Hello,
I am doing some simulation of dipolar system. The interactioj is 1/r^3, but it is very similar to the n-body problem presented here http://http.developer.nvidia.com/GPUGems3/gpugems3_ch31.html We implemented the algorithm described above and it is performing very well. I am wondering if it is possible to improve the performance on Kepler devices by using shuffle functions. Below there is a short description of the program and the code we use.

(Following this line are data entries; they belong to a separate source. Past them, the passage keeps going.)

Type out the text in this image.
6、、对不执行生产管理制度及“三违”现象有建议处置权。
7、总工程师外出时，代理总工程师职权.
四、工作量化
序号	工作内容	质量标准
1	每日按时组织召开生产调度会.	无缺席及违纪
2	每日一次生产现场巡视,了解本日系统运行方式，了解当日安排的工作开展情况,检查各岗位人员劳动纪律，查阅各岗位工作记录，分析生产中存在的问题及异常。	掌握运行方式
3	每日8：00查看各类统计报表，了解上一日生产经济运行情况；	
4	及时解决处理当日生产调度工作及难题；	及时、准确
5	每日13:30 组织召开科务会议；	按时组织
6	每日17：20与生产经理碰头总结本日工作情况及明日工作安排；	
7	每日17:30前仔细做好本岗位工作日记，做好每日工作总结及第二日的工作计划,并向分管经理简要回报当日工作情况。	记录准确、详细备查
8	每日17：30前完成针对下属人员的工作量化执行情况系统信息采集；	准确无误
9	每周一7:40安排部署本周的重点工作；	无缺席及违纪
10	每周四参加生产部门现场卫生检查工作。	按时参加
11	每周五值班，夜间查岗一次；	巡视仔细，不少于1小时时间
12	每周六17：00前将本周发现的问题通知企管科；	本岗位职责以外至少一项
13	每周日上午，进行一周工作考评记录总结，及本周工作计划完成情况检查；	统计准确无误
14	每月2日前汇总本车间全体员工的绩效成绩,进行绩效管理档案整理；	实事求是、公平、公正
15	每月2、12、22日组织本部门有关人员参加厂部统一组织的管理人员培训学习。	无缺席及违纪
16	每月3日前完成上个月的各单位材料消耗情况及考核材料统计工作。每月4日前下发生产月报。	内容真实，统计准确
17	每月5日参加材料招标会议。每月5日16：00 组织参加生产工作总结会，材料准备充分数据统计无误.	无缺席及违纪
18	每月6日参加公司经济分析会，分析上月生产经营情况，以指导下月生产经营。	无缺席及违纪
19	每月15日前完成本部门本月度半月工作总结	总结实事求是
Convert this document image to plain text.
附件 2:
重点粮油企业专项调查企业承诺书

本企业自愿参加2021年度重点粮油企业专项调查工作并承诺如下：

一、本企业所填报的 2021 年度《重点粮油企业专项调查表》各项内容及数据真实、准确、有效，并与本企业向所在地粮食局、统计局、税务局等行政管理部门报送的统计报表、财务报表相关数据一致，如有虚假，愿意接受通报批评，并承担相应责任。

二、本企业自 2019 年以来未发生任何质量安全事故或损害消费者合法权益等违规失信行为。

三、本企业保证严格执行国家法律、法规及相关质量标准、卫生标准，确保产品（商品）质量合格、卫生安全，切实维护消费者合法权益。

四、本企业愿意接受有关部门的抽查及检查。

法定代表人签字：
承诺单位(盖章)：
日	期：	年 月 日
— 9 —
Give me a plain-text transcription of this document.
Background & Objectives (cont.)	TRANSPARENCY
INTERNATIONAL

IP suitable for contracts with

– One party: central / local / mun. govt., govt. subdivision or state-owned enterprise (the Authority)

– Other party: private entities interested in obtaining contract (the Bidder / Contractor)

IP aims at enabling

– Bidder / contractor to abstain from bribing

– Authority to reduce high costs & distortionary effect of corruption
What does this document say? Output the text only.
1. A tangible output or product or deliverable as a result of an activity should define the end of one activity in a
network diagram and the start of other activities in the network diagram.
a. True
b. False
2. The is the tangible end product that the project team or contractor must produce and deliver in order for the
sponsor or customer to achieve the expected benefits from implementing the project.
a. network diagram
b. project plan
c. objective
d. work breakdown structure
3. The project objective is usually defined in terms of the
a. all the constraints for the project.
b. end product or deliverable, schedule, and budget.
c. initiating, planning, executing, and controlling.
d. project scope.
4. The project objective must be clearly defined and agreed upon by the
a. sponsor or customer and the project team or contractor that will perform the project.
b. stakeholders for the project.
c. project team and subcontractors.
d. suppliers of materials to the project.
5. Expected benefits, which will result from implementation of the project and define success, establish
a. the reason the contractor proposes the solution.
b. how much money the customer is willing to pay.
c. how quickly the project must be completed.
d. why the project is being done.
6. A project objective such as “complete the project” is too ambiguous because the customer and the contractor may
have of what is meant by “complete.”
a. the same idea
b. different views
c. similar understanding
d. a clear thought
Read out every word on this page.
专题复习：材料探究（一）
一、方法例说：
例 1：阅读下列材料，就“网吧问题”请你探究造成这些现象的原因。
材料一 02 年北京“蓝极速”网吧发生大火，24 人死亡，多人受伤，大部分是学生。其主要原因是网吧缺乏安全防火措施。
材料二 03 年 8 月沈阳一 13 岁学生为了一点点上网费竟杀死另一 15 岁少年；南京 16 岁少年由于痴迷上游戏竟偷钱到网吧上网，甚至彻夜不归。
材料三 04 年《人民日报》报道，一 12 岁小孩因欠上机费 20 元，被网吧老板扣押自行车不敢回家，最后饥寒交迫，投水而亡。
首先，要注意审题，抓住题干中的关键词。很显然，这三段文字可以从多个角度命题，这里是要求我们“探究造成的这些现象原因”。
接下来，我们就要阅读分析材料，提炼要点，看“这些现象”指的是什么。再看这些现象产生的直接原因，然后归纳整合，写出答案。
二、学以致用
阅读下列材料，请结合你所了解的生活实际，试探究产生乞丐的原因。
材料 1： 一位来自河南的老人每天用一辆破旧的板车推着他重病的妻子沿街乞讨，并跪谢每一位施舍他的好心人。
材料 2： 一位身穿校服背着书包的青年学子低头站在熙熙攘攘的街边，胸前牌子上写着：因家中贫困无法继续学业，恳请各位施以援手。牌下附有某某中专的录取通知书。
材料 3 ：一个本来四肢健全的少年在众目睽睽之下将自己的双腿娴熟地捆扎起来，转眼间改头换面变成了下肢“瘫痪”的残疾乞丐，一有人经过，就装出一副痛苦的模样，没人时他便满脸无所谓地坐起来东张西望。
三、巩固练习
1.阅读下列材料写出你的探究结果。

In the N-body problem any given particle interacts with all particles.In total there are N*N interaction (minus the self interactions). Each thread calculates the forces for 1 particles. So in the kernel there is an extra loop. In each interaction of this loop the position of p particles are saved in shared memory and p x p interactions are calculated (figure 4 in the upper link).
Here is the code:
__device__ float3
tile_calculation(float4 myPosition, float3 accel)
{
int i;
extern __shared__ float4[] shPosition;
for (i = 0; i < blockDim.x; i++) {
accel = bodyBodyInteraction(myPosition, shPosition[i], accel);
}
return accel;
}
__global__ void
calculate_forces(void *devX, void *devA)
{
extern __shared__ float4[] shPosition;
float4 *globalX = (float4 *)devX;
float4 *globalA = (float4 *)devA;
float4 myPosition;
int i, tile;
float3 acc = {0.0f, 0.0f, 0.0f};
int gtid = blockIdx.x * blockDim.x + threadIdx.x;
myPosition = globalX[gtid];
for (i = 0, tile = 0; i < N; i += p, tile++) {
int idx = tile * blockDim.x + threadIdx.x;
shPosition[threadIdx.x] = globalX[idx];
__syncthreads();
acc = tile_calculation(myPosition, acc);
__syncthreads();
}
// Save the result in global memory for the integration step.
float4 acc4 = {acc.x, acc.y, acc.z, 0.0f};
globalA[gtid] = acc4;
}
Would it be possible ot improve this code by using the warp-shuffle functions?
Cristian